8 opportunities for subscriber retention
Satisfying Audiences Blog | 12 March 2019
Attend any subscription or media conference these days and the discussion will quickly turn to one of retention: How to keep subscribers, how best to engage them, and how to better predict and prevent them from leaving.
And while the science of acquiring a new subscriber is well optimised and measured, the art of retention is trickier still. Winning at retention requires playing the long game — focusing on proactively engaging subscribers, reading the right signals to mitigate churn, and having the patience to see the results of your efforts months, if not years, down the line.
So where do you start? And what do you do?
While many of us are in the same boat in a sea of exploration and uncertainty, here are some ideas that publishers can look to in tackling the retention opportunities ahead:
1. Listen to your customers. Companies (including media) often rely solely on operational data to “understand” their customers. They look at transactional level metrics like pageviews, clicks, or time spent to infer intent — or worse, satisfaction.
While operational data can certainly help round out the picture of engagement with your audience, one should avoid inferring intent or customer need from this data alone. Ask subscribers directly for their feedback through surveys. Or better yet, listen to what they are already telling you through customer care calls and transcripts, app store reviews, or social media mentions.

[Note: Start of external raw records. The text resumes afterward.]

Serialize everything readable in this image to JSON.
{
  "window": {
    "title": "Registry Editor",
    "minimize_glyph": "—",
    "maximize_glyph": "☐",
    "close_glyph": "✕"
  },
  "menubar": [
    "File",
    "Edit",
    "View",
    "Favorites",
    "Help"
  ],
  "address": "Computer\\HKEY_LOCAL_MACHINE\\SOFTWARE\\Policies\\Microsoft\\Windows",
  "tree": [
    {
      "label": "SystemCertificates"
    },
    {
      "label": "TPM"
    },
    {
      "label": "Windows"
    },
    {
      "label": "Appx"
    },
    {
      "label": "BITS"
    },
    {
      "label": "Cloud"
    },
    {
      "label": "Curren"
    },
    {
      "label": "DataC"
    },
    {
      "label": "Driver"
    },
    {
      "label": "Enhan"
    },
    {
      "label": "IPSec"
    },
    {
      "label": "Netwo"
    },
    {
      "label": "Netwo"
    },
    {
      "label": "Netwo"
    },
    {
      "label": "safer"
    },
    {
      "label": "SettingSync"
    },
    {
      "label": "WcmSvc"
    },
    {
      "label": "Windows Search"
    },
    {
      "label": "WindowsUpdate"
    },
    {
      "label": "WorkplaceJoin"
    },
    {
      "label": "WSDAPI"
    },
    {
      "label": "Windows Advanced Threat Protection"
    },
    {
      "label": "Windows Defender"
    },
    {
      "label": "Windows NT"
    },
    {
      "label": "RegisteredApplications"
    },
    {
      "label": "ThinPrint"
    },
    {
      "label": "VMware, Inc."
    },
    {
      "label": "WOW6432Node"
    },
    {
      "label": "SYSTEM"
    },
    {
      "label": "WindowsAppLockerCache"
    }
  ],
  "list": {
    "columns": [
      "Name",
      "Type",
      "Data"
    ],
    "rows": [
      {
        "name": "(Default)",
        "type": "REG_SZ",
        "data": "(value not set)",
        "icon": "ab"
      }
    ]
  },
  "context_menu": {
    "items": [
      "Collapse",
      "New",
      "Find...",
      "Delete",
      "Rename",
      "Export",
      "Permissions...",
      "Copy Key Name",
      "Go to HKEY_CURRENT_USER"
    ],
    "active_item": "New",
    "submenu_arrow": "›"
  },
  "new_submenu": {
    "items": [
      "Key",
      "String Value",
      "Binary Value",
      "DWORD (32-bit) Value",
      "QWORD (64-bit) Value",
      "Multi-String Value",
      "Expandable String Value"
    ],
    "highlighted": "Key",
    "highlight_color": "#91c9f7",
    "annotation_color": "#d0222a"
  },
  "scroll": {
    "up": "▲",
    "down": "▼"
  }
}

Do you hear common complaints or areas of confusion? Are there elements of the experience that they really enjoy that could be amplified? Subscribers are already taking the time to share their thoughts on their interactions with our brands — it’s on us to listen and act.
2. Reduce customer effort. It’s no secret that improving customer ease can bolster satisfaction and likelihood to continue. When thinking about preferred brands like Amazon, Apple, or Netflix, they not only focus on product quality and excellence, but are equally focused (if not more so) on ease of use. So why aren’t publishers equally obsessed over the end-to-end subscriber experience?
Look for ways to measure customer effort through survey questions at key interactions and touch points, such as in post-transactional environments (“How easy was it to complete this task today?”). Analyse existing operational data such as call wait times, first call resolution, or page load speeds to assess customer effort and prioritise areas for experience improvements.
3. Establish an engagement “North Star.” Look at the engagement behaviours that contribute most to subscriber retention for your business. It may be site frequency, time spent, active days, section or sub-section, or possibly some combination thereof. You may find that newsletters, alerts/notifications, or apps are particularly effective at driving subscribers (and overall users) back to the site as important communication vehicles.
Understanding the behaviour that leads to better engagement and retention helps you prioritise and deliberately design the benefits, content, vehicles, and communication cadence for subscribers.
4. Focus on onboarding. The opportunity to build brand loyalty and reader habit begins the moment someone signs up for a subscription. Capitalise on the post-purchase online subscription flow to surface key benefits or features that will keep them engaged and coming back.
This could include a newsletter sign-up module (ideally with pre-checked or recommended newsletters), the ability to customise their experience with topic alerts and contact preferences, or a landing page outlining the breadth of benefits available as part of the subscription experience.
Beyond the on-site experience, engage subscribers in an e-mail or omni-channel onboarding experience to reinforce the value of their subscription, paying particular attention to the first 90 days.
5. Say thanks. You may not have sophisticated data science or machine-learning capabilities to mine and model data and predictive analytics, but every publisher can take a moment to thank subscribers for their support and contributions. Engage and partner with newsrooms to craft thank you messages from editors or key journalists and personalities. Keep it simple and honest; don’t try to push other calls to action or upsells in the message.
6. Dive in on non-payment. Plagued with data breaches across retailers nationwide, credit card re-issuance is at an all-time high. While focusing on proactive subscriber engagement, publishers have a tremendous opportunity to reduce involuntary subscription churn by addressing non-pay stops (credit card failures). Look to credit card updater services and examine whether it makes sense to extend the grace period for affected subscribers, or to implement pre-grace communications even earlier.
7. Collaborate with newsrooms early and often. More and more newsrooms are focusing on acquisition and the business behind the sale. Far fewer are focused on retention and the role they play in subscriber engagement.
A key first step is to begin having retention conversations with newsrooms and sharing digestible data on the retention and revenue opportunities at hand. Share subscriber reading habits and the topics, vehicles, or features (like notifications) contributing to better engagement as a way to spark active newsroom participation and involvement.
8. Tell a compelling story. Retention and churn reports are important, but so too are the sound bites framing the retention opportunity for key stakeholders. Growing new subscribers is important, but what’s the equivalent revenue opportunity for retaining an existing high lifetime value subscriber for three to six months longer? And do you look at your retention data this way?
All customers churn at some point; focus storytelling on how much longer you kept a subscriber cohort year-over-year (or some period of duration) as a result of your engagement and churn mitigation efforts to help demonstrate the return on your efforts and the revenue improvement that results.